What began as a controversial land use issue is on the way to becoming a reality, as the Fairfax County Board of Supervisors voted Monday to approve the reallocation of $600,000 from the Affordable Housing Partnership Program for the Chesterbrook Residences Inc., an affordable assisted living complex in McLean.
When completed, the Chesterbrook will offer 97 units, with up to 44 of the units being designated as affordable and therefore "eligible for Section 8 vouchers for low-income elderly residents," said Michael Crescenzo, development consultant for the project. "There will be 11 additional units available renting below the market rate, and 42 will be market rate, but even those units will still be less than what an outside apartment would cost," he said. The complex will be located adjacent to Longfellow Middle school on Westmoreland Street near Kirby Road
Most of the units will be single bedrooms, while 12 units have two bedrooms, he said.
"The staff on hand will help people with the activities of daily life, depending on the need of each resident," he said. "The monthly cost of rent will also include medical care or attention that might be needed, along with three meals each day and a snack. There will be lots of social activity. For people who can't live on their own but aren't ready for a nursing home, this is a full package."
According to the Chesterbrook Residence project Web site, the land for the complex, a total of 5.46 acres in McLean, was donated by the National Capital Presbytery. Parishioners at the Lewinsville and Immanuel Presbyterian Churches and Temple Rodef Shalom have worked together to donate over $780,000 toward the cost construction.
"Our biggest hurdle we've cleared was in 2001, getting the Board of Supervisors to approve a special exception for the use of the land, which had been zoned for single-family homes," Crescenzo said.
In addition to the special exception code, the Chesterbrook faced a series of challenges from residents who weren't initially receptive to having an affordable housing complex in their neighborhood.
"This project was a very controversial land use issue," said Dranesville District Supervisor Joan DuBois. "Certain neighbors didn't want it there. We did a lot of negotiating and came up with some very strict development conditions and limitations to make everyone happy. My office has been carefully monitoring the site plan process two or three times a week because we know that citizens are concerned," she said.
AS THE CONSTRUCTION begins, DuBois said she and her aides will continue to watch the progress carefully.
"This is something the county needs to have, but we need to make sure they live up to the conditions we've implemented," she said. "This project should go forward. It's time for it to move forward."
The money received from the Board of Supervisors on Monday will cover the cost incurred by the Chesterbrook between the time it opens for residents to apply for homes and when the residents actually move in, Crescenzo said.
"The $600,000 will cover a lot of our costs during the first 13 months," he said. "It's a very critical piece of funding."
From here, site plans need to be approved and building permits issued, but Crescenzo said he and others he has worked with on the project are optimistic that construction should be set to begin by September.

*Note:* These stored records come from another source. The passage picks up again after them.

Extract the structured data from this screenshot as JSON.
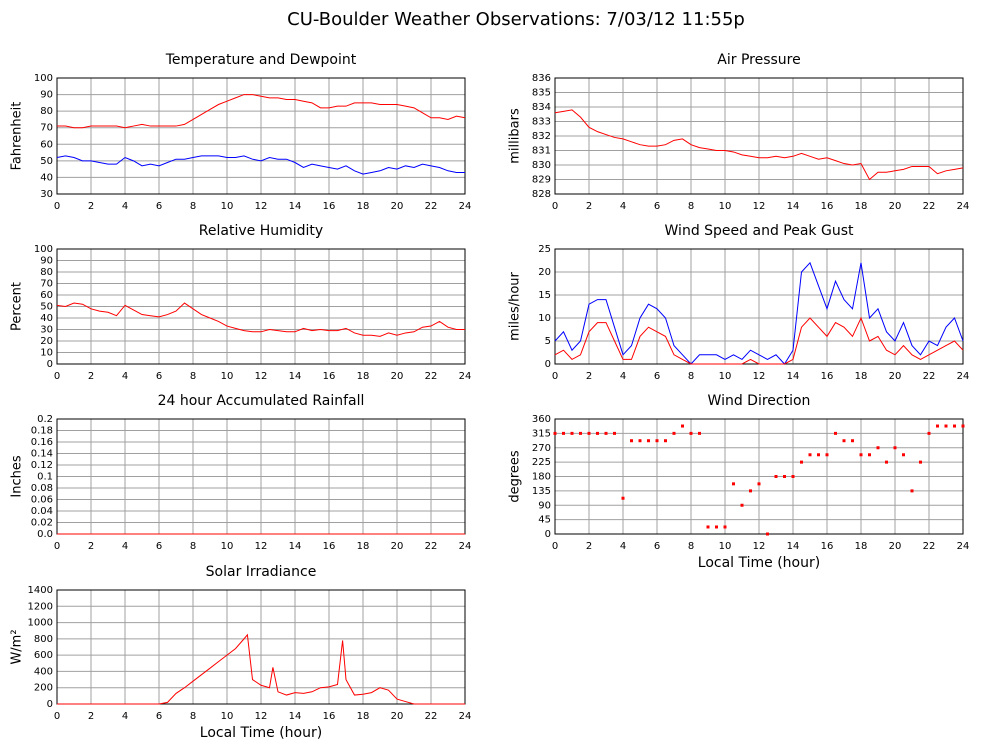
{
  "title": "CU-Boulder Weather Observations: 7/03/12 11:55p",
  "chart_data": [
    {
      "type": "line",
      "title": "Temperature and Dewpoint",
      "ylabel": "Fahrenheit",
      "grid": true,
      "x": [
        0,
        0.5,
        1,
        1.5,
        2,
        2.5,
        3,
        3.5,
        4,
        4.5,
        5,
        5.5,
        6,
        6.5,
        7,
        7.5,
        8,
        8.5,
        9,
        9.5,
        10,
        10.5,
        11,
        11.5,
        12,
        12.5,
        13,
        13.5,
        14,
        14.5,
        15,
        15.5,
        16,
        16.5,
        17,
        17.5,
        18,
        18.5,
        19,
        19.5,
        20,
        20.5,
        21,
        21.5,
        22,
        22.5,
        23,
        23.5,
        24
      ],
      "series": [
        {
          "color": "#ff0000",
          "values": [
            71,
            71,
            70,
            70,
            71,
            71,
            71,
            71,
            70,
            71,
            72,
            71,
            71,
            71,
            71,
            72,
            75,
            78,
            81,
            84,
            86,
            88,
            90,
            90,
            89,
            88,
            88,
            87,
            87,
            86,
            85,
            82,
            82,
            83,
            83,
            85,
            85,
            85,
            84,
            84,
            84,
            83,
            82,
            79,
            76,
            76,
            75,
            77,
            76
          ]
        },
        {
          "color": "#0000ff",
          "values": [
            52,
            53,
            52,
            50,
            50,
            49,
            48,
            48,
            52,
            50,
            47,
            48,
            47,
            49,
            51,
            51,
            52,
            53,
            53,
            53,
            52,
            52,
            53,
            51,
            50,
            52,
            51,
            51,
            49,
            46,
            48,
            47,
            46,
            45,
            47,
            44,
            42,
            43,
            44,
            46,
            45,
            47,
            46,
            48,
            47,
            46,
            44,
            43,
            43
          ]
        }
      ],
      "xlim": [
        0,
        24
      ],
      "xticks": [
        0,
        2,
        4,
        6,
        8,
        10,
        12,
        14,
        16,
        18,
        20,
        22,
        24
      ],
      "ylim": [
        30,
        100
      ],
      "yticks": [
        30,
        40,
        50,
        60,
        70,
        80,
        90,
        100
      ]
    },
    {
      "type": "line",
      "title": "Air Pressure",
      "ylabel": "millibars",
      "grid": true,
      "x": [
        0,
        0.5,
        1,
        1.5,
        2,
        2.5,
        3,
        3.5,
        4,
        4.5,
        5,
        5.5,
        6,
        6.5,
        7,
        7.5,
        8,
        8.5,
        9,
        9.5,
        10,
        10.5,
        11,
        11.5,
        12,
        12.5,
        13,
        13.5,
        14,
        14.5,
        15,
        15.5,
        16,
        16.5,
        17,
        17.5,
        18,
        18.5,
        19,
        19.5,
        20,
        20.5,
        21,
        21.5,
        22,
        22.5,
        23,
        23.5,
        24
      ],
      "series": [
        {
          "color": "#ff0000",
          "values": [
            833.6,
            833.7,
            833.8,
            833.3,
            832.6,
            832.3,
            832.1,
            831.9,
            831.8,
            831.6,
            831.4,
            831.3,
            831.3,
            831.4,
            831.7,
            831.8,
            831.4,
            831.2,
            831.1,
            831.0,
            831.0,
            830.9,
            830.7,
            830.6,
            830.5,
            830.5,
            830.6,
            830.5,
            830.6,
            830.8,
            830.6,
            830.4,
            830.5,
            830.3,
            830.1,
            830.0,
            830.1,
            829.0,
            829.5,
            829.5,
            829.6,
            829.7,
            829.9,
            829.9,
            829.9,
            829.4,
            829.6,
            829.7,
            829.8
          ]
        }
      ],
      "xlim": [
        0,
        24
      ],
      "xticks": [
        0,
        2,
        4,
        6,
        8,
        10,
        12,
        14,
        16,
        18,
        20,
        22,
        24
      ],
      "ylim": [
        828,
        836
      ],
      "yticks": [
        828,
        829,
        830,
        831,
        832,
        833,
        834,
        835,
        836
      ]
    },
    {
      "type": "line",
      "title": "Relative Humidity",
      "ylabel": "Percent",
      "grid": true,
      "x": [
        0,
        0.5,
        1,
        1.5,
        2,
        2.5,
        3,
        3.5,
        4,
        4.5,
        5,
        5.5,
        6,
        6.5,
        7,
        7.5,
        8,
        8.5,
        9,
        9.5,
        10,
        10.5,
        11,
        11.5,
        12,
        12.5,
        13,
        13.5,
        14,
        14.5,
        15,
        15.5,
        16,
        16.5,
        17,
        17.5,
        18,
        18.5,
        19,
        19.5,
        20,
        20.5,
        21,
        21.5,
        22,
        22.5,
        23,
        23.5,
        24
      ],
      "series": [
        {
          "color": "#ff0000",
          "values": [
            51,
            50,
            53,
            52,
            48,
            46,
            45,
            42,
            51,
            47,
            43,
            42,
            41,
            43,
            46,
            53,
            48,
            43,
            40,
            37,
            33,
            31,
            29,
            28,
            28,
            30,
            29,
            28,
            28,
            31,
            29,
            30,
            29,
            29,
            31,
            27,
            25,
            25,
            24,
            27,
            25,
            27,
            28,
            32,
            33,
            37,
            32,
            30,
            30
          ]
        }
      ],
      "xlim": [
        0,
        24
      ],
      "xticks": [
        0,
        2,
        4,
        6,
        8,
        10,
        12,
        14,
        16,
        18,
        20,
        22,
        24
      ],
      "ylim": [
        0,
        100
      ],
      "yticks": [
        0,
        10,
        20,
        30,
        40,
        50,
        60,
        70,
        80,
        90,
        100
      ]
    },
    {
      "type": "line",
      "title": "Wind Speed and Peak Gust",
      "ylabel": "miles/hour",
      "grid": true,
      "x": [
        0,
        0.5,
        1,
        1.5,
        2,
        2.5,
        3,
        3.5,
        4,
        4.5,
        5,
        5.5,
        6,
        6.5,
        7,
        7.5,
        8,
        8.5,
        9,
        9.5,
        10,
        10.5,
        11,
        11.5,
        12,
        12.5,
        13,
        13.5,
        14,
        14.5,
        15,
        15.5,
        16,
        16.5,
        17,
        17.5,
        18,
        18.5,
        19,
        19.5,
        20,
        20.5,
        21,
        21.5,
        22,
        22.5,
        23,
        23.5,
        24
      ],
      "series": [
        {
          "color": "#0000ff",
          "values": [
            5,
            7,
            3,
            5,
            13,
            14,
            14,
            8,
            2,
            4,
            10,
            13,
            12,
            10,
            4,
            2,
            0,
            2,
            2,
            2,
            1,
            2,
            1,
            3,
            2,
            1,
            2,
            0,
            3,
            20,
            22,
            17,
            12,
            18,
            14,
            12,
            22,
            10,
            12,
            7,
            5,
            9,
            4,
            2,
            5,
            4,
            8,
            10,
            5
          ]
        },
        {
          "color": "#ff0000",
          "values": [
            2,
            3,
            1,
            2,
            7,
            9,
            9,
            5,
            1,
            1,
            6,
            8,
            7,
            6,
            2,
            1,
            0,
            0,
            0,
            0,
            0,
            0,
            0,
            1,
            0,
            0,
            0,
            0,
            1,
            8,
            10,
            8,
            6,
            9,
            8,
            6,
            10,
            5,
            6,
            3,
            2,
            4,
            2,
            1,
            2,
            3,
            4,
            5,
            3
          ]
        }
      ],
      "xlim": [
        0,
        24
      ],
      "xticks": [
        0,
        2,
        4,
        6,
        8,
        10,
        12,
        14,
        16,
        18,
        20,
        22,
        24
      ],
      "ylim": [
        0,
        25
      ],
      "yticks": [
        0,
        5,
        10,
        15,
        20,
        25
      ]
    },
    {
      "type": "line",
      "title": "24 hour Accumulated Rainfall",
      "ylabel": "Inches",
      "grid": true,
      "x": [
        0,
        24
      ],
      "series": [
        {
          "color": "#ff0000",
          "values": [
            0,
            0
          ]
        }
      ],
      "xlim": [
        0,
        24
      ],
      "xticks": [
        0,
        2,
        4,
        6,
        8,
        10,
        12,
        14,
        16,
        18,
        20,
        22,
        24
      ],
      "ylim": [
        0,
        0.2
      ],
      "yticks": [
        {
          "value": 0,
          "label": "0.0"
        },
        0.02,
        0.04,
        0.06,
        0.08,
        0.1,
        0.12,
        0.14,
        0.16,
        0.18,
        0.2
      ]
    },
    {
      "type": "scatter",
      "title": "Wind Direction",
      "ylabel": "degrees",
      "xlabel": "Local Time (hour)",
      "grid": true,
      "x": [
        0,
        0.5,
        1,
        1.5,
        2,
        2.5,
        3,
        3.5,
        4,
        4.5,
        5,
        5.5,
        6,
        6.5,
        7,
        7.5,
        8,
        8.5,
        9,
        9.5,
        10,
        10.5,
        11,
        11.5,
        12,
        12.5,
        13,
        13.5,
        14,
        14.5,
        15,
        15.5,
        16,
        16.5,
        17,
        17.5,
        18,
        18.5,
        19,
        19.5,
        20,
        20.5,
        21,
        21.5,
        22,
        22.5,
        23,
        23.5,
        24
      ],
      "series": [
        {
          "color": "#ff0000",
          "values": [
            315,
            315,
            315,
            315,
            315,
            315,
            315,
            315,
            112,
            292,
            292,
            292,
            292,
            292,
            315,
            338,
            315,
            315,
            22,
            22,
            22,
            157,
            90,
            135,
            157,
            0,
            180,
            180,
            180,
            225,
            248,
            248,
            248,
            315,
            292,
            292,
            248,
            248,
            270,
            225,
            270,
            248,
            135,
            225,
            315,
            338,
            338,
            338,
            338
          ]
        }
      ],
      "xlim": [
        0,
        24
      ],
      "xticks": [
        0,
        2,
        4,
        6,
        8,
        10,
        12,
        14,
        16,
        18,
        20,
        22,
        24
      ],
      "ylim": [
        0,
        360
      ],
      "yticks": [
        0,
        45,
        90,
        135,
        180,
        225,
        270,
        315,
        360
      ]
    },
    {
      "type": "line",
      "title": "Solar Irradiance",
      "ylabel": "W/m²",
      "xlabel": "Local Time (hour)",
      "grid": true,
      "x": [
        0,
        6,
        6.5,
        7,
        7.5,
        8,
        8.5,
        9,
        9.5,
        10,
        10.5,
        11,
        11.2,
        11.5,
        12,
        12.5,
        12.7,
        13,
        13.5,
        14,
        14.5,
        15,
        15.5,
        16,
        16.5,
        16.8,
        17,
        17.5,
        18,
        18.5,
        19,
        19.5,
        20,
        20.5,
        21,
        24
      ],
      "series": [
        {
          "color": "#ff0000",
          "values": [
            0,
            0,
            20,
            130,
            200,
            280,
            360,
            440,
            520,
            600,
            680,
            800,
            850,
            300,
            230,
            200,
            450,
            150,
            110,
            140,
            130,
            150,
            200,
            210,
            240,
            780,
            300,
            110,
            120,
            140,
            200,
            170,
            60,
            30,
            0,
            0
          ]
        }
      ],
      "xlim": [
        0,
        24
      ],
      "xticks": [
        0,
        2,
        4,
        6,
        8,
        10,
        12,
        14,
        16,
        18,
        20,
        22,
        24
      ],
      "ylim": [
        0,
        1400
      ],
      "yticks": [
        0,
        200,
        400,
        600,
        800,
        1000,
        1200,
        1400
      ]
    }
  ]
}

"It should take about 14 months to build the complex itself and between 12 and 15 months to lease it out, so we should have people moving in by December of 2006," he said.
For Jane Edmondson, this grant is one more accomplishment for a project she has spent the past five years striving toward.
"Some of the citizens in the area were quite vocal in their opposition to the Chesterbrook, which we felt was very unfortunate," said Edmondson, who is secretary of the Chesterbrook Residence Inc.'s planning board. "When we applied for the special exception, it took almost a year for it to be approved. Most people in the county government wanted this to happen, some of the supervisors wanted us to put in more units, but we were really surprised in the beginning at the vehemence of some folks against this," she said.
After being given a list of conditions, demands and compromises, however, the Chesterbrook's final appearance should make everyone happy, she said.
"A tremendous amount of money is going into the landscaping. I think we had even more development conditions than McLean Bible Church had when it was built out on Leesburg Pike," she said, referring to another major faith-backed construction project in McLean.
IN ADDITION TO a tree-lined front and driveway, the Chesterbrook will feature a brick facade that will go around the entire outside of the building, Edmondson said. "The building will contour with the land. How nice will it be for people who live there to be surrounded by a neighborhood where their friends and families live," she said.
For Gary Pender, this is a project he is "delighted" to see progressing.
"It's been a dream of ours for the last six years," said Pender, who is retiring from the Lewinsville Presbyterian Church in December. "There's been a marvelous group of folks working so well together to see this become a reality."
It is a "continuing concern" at Lewinsville Presbyterian to "reach out to folks of low to moderate income" to help with housing and medical needs, he said. "The private sector isn't able to do as much, so the church and faith communities can provide an opportunity for this segment of the population, even if it is smaller than what the county needs overall," he said.
Even though he will be leaving his congregation prior to the completion of the Chesterbrook, Pender said the "rocky road" has been well worth the journey.
"The county is so strongly behind what we're doing," he said. "It's such a thrill to see this as an ongoing project of outreach and concern."